John Eustace - 21 October 2015

Conclusion at the High Court of Schrems v Data Protection Commissioner

I was present at Court 26 of the High Court here in Dublin yesterday for the final round in Max Schrems’ famous dispute with the Office of the Irish Data Protection Commissioner (ODPC). There were about 30 or so of us there for Justice Hogan’s conclusion of the case which began over two years ago and has since developed into a modern retelling of the classic David v & Goliath tale. Among us, dressed casually in jeans and a black shirt, was Schrems; the PHD student who is challenging Facebook’s control of users’ personal data and who has succeeded in reshaping the privacy rights of over half a billion people. The other significant figure in the story was also present; Justice Gerard Hogan who set the ball rolling on the invalidity of the Safe Harbor agreement when he referred Schrems’ case to the European Courts in June 2014. The learned judge had referred the case to the Luxembourg Court which in turn ruled earlier this month that Safe Harbor is invalid. Now that this agreement is redundant, there is no obstacle to the ODPC conducting an investigation into what Facebook does with its users’ personal information and therefore an investigation, which couldn’t take place previously, will now go ahead immediately. 
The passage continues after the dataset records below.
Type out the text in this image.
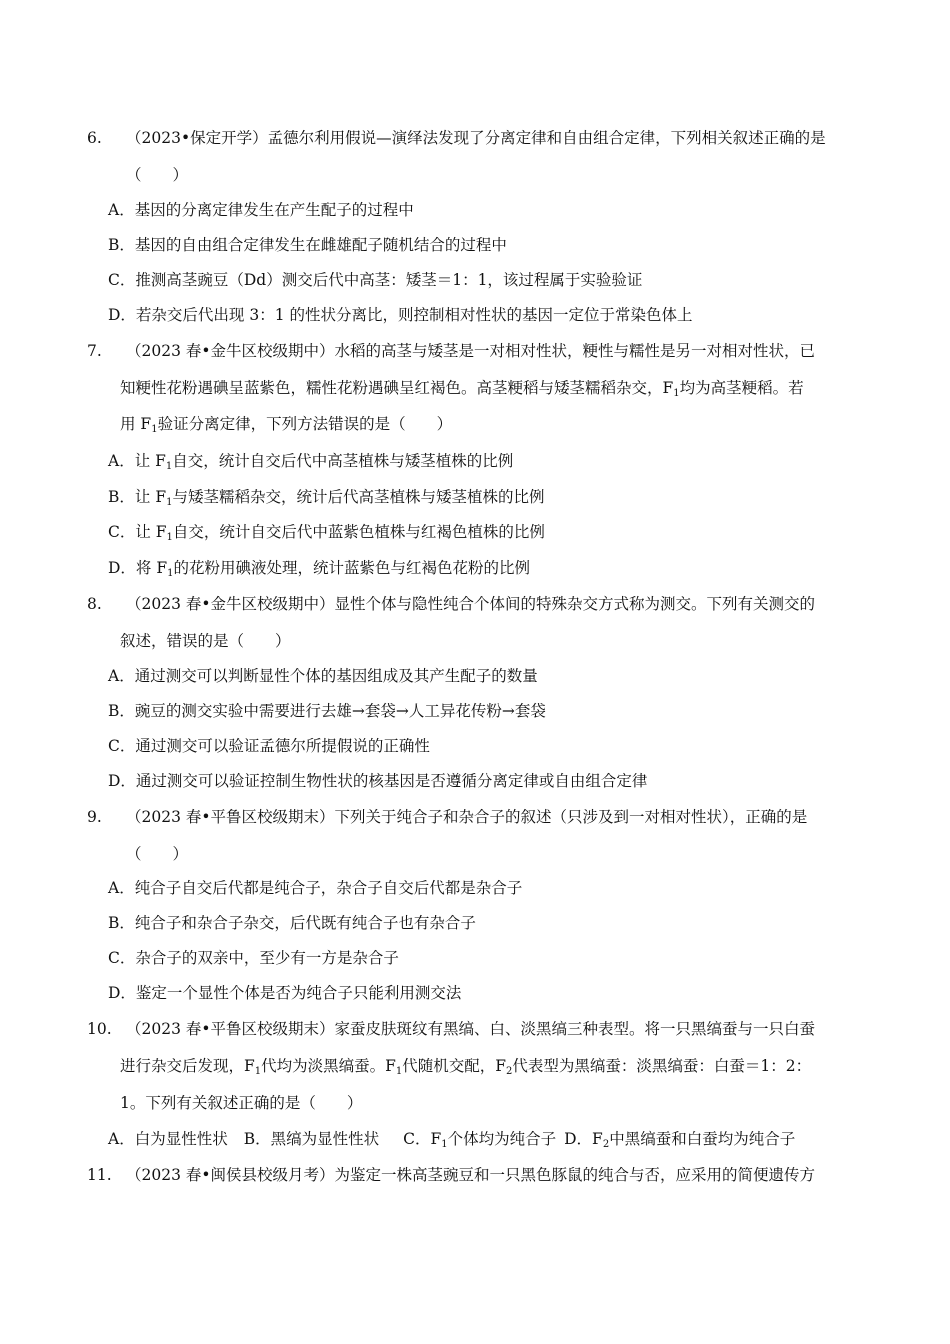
6. （2023•保定开学）孟德尔利用假说—演绎法发现了分离定律和自由组合定律，下列相关叙述正确的是
（　　）
A．基因的分离定律发生在产生配子的过程中
B．基因的自由组合定律发生在雌雄配子随机结合的过程中
C．推测高茎豌豆（Dd）测交后代中高茎：矮茎＝1：1，该过程属于实验验证
D．若杂交后代出现 3：1 的性状分离比，则控制相对性状的基因一定位于常染色体上
7. （2023 春•金牛区校级期中）水稻的高茎与矮茎是一对相对性状，粳性与糯性是另一对相对性状，已
知粳性花粉遇碘呈蓝紫色，糯性花粉遇碘呈红褐色。高茎粳稻与矮茎糯稻杂交，$F_1$均为高茎粳稻。若
用 $F_1$验证分离定律，下列方法错误的是（　　）
A．让 $F_1$自交，统计自交后代中高茎植株与矮茎植株的比例
B．让 $F_1$与矮茎糯稻杂交，统计后代高茎植株与矮茎植株的比例
C．让 $F_1$自交，统计自交后代中蓝紫色植株与红褐色植株的比例
D．将 $F_1$的花粉用碘液处理，统计蓝紫色与红褐色花粉的比例
8. （2023 春•金牛区校级期中）显性个体与隐性纯合个体间的特殊杂交方式称为测交。下列有关测交的
叙述，错误的是（　　）
A．通过测交可以判断显性个体的基因组成及其产生配子的数量
B．豌豆的测交实验中需要进行去雄→套袋→人工异花传粉→套袋
C．通过测交可以验证孟德尔所提假说的正确性
D．通过测交可以验证控制生物性状的核基因是否遵循分离定律或自由组合定律
9. （2023 春•平鲁区校级期末）下列关于纯合子和杂合子的叙述（只涉及到一对相对性状），正确的是
（　　）
A．纯合子自交后代都是纯合子，杂合子自交后代都是杂合子
B．纯合子和杂合子杂交，后代既有纯合子也有杂合子
C．杂合子的双亲中，至少有一方是杂合子
D．鉴定一个显性个体是否为纯合子只能利用测交法
10. （2023 春•平鲁区校级期末）家蚕皮肤斑纹有黑缟、白、淡黑缟三种表型。将一只黑缟蚕与一只白蚕
进行杂交后发现，$F_1$代均为淡黑缟蚕。$F_1$代随机交配，$F_2$代表型为黑缟蚕：淡黑缟蚕：白蚕＝1：2：
1。下列有关叙述正确的是（　　）
A．白为显性性状 B．黑缟为显性性状 C．$F_1$个体均为纯合子 D．$F_2$中黑缟蚕和白蚕均为纯合子
11. （2023 春•闽侯县校级月考）为鉴定一株高茎豌豆和一只黑色豚鼠的纯合与否，应采用的简便遗传方
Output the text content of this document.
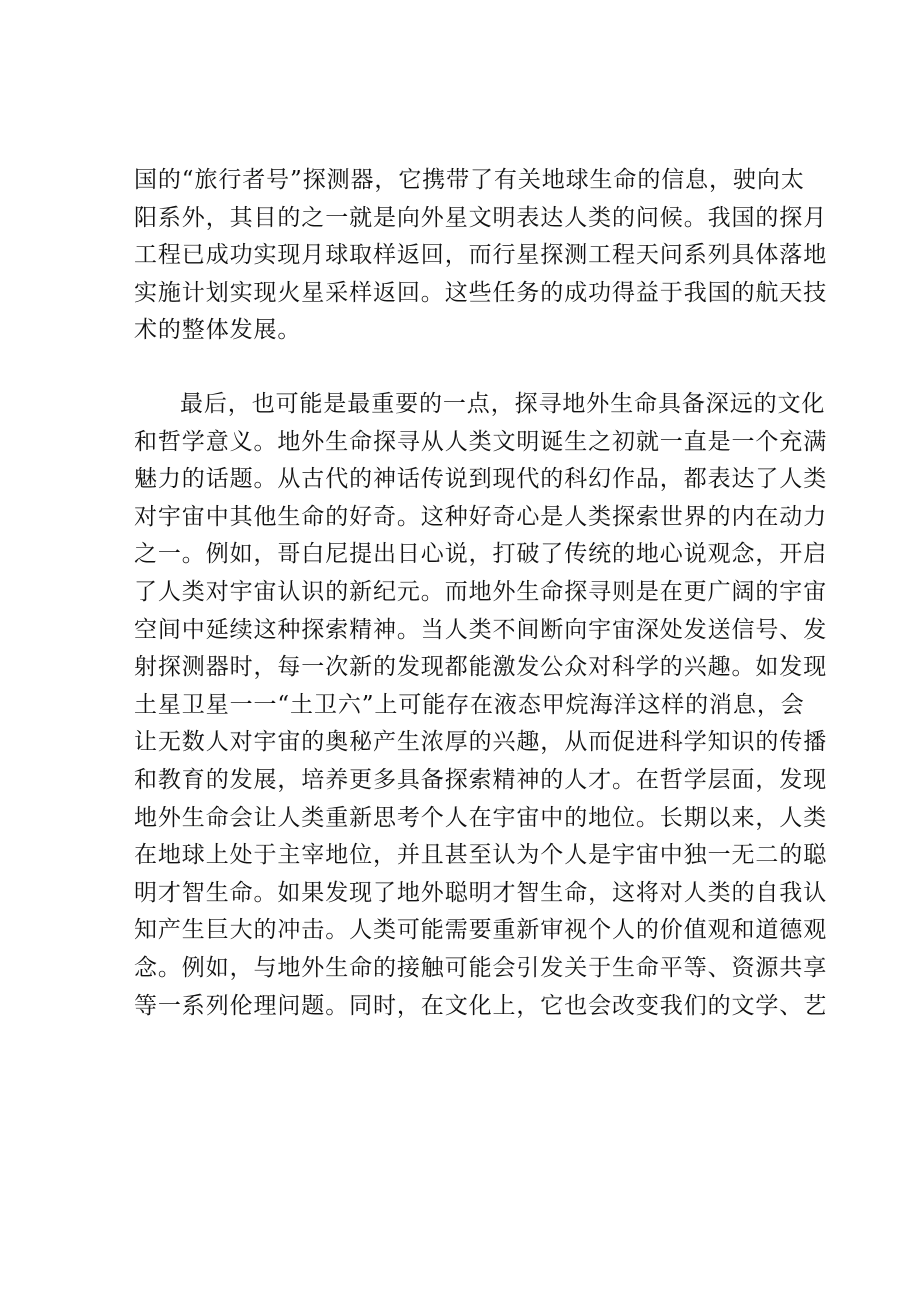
国的“旅行者号”探测器，它携带了有关地球生命的信息，驶向太
阳系外，其目的之一就是向外星文明表达人类的问候。我国的探月
工程已成功实现月球取样返回，而行星探测工程天问系列具体落地
实施计划实现火星采样返回。这些任务的成功得益于我国的航天技
术的整体发展。
最后，也可能是最重要的一点，探寻地外生命具备深远的文化
和哲学意义。地外生命探寻从人类文明诞生之初就一直是一个充满
魅力的话题。从古代的神话传说到现代的科幻作品，都表达了人类
对宇宙中其他生命的好奇。这种好奇心是人类探索世界的内在动力
之一。例如，哥白尼提出日心说，打破了传统的地心说观念，开启
了人类对宇宙认识的新纪元。而地外生命探寻则是在更广阔的宇宙
空间中延续这种探索精神。当人类不间断向宇宙深处发送信号、发
射探测器时，每一次新的发现都能激发公众对科学的兴趣。如发现
土星卫星一一“土卫六”上可能存在液态甲烷海洋这样的消息，会
让无数人对宇宙的奥秘产生浓厚的兴趣，从而促进科学知识的传播
和教育的发展，培养更多具备探索精神的人才。在哲学层面，发现
地外生命会让人类重新思考个人在宇宙中的地位。长期以来，人类
在地球上处于主宰地位，并且甚至认为个人是宇宙中独一无二的聪
明才智生命。如果发现了地外聪明才智生命，这将对人类的自我认
知产生巨大的冲击。人类可能需要重新审视个人的价值观和道德观
念。例如，与地外生命的接触可能会引发关于生命平等、资源共享
等一系列伦理问题。同时，在文化上，它也会改变我们的文学、艺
Conclusion at the High Court of Schrems v Data Protection Commissioner

The potential reprecussions for privacy rights resulting this investigation are, of course, immense and much has been written on the topic (see Mike Morrissey’s article in the Irish Independent for an excellent analysis), however the “legal chaos” following the European Court’s decision is only one element in how the fundamental right to privacy is being dramatically altered at present. The ongoing seismic change is representative of two vital areas: (A) The transformation of cross-cultural interaction between ordinary people and (B) how this evolution of communication is being managed by public and private organsiations who are tasked with safeguarding citizens’ private data. Brad Smith, Microsoft president, refers to the current climate as “dangerous times” and recognises that governments need “timely and appropriate access to data that is stored online.” Tim Cook, Apple CEO has also acknowledged the relationship between privacy and security and has rejected the notion that one must be compromised in favour of the other. 

Conclusion at the High Court of Schrems v Data Protection Commissioner

Therefore the simple question that must be answered, the problem that must be solved, is how to keep the Internet afloat with ideas, speech, culture and commerce without sacrificing what people expect and deserve. The decision of the European Court; referred to yesterday by Justice Hogan as “one of the most important decisions of the Court of Justice of the European Union in recent years” is the latest step in attempting to answer this question and ultimately solving this problem. The next step; the investigation by the ODPC, will broaden this fascinating state of affairs further still and should become an equally significant chapter in this important tale.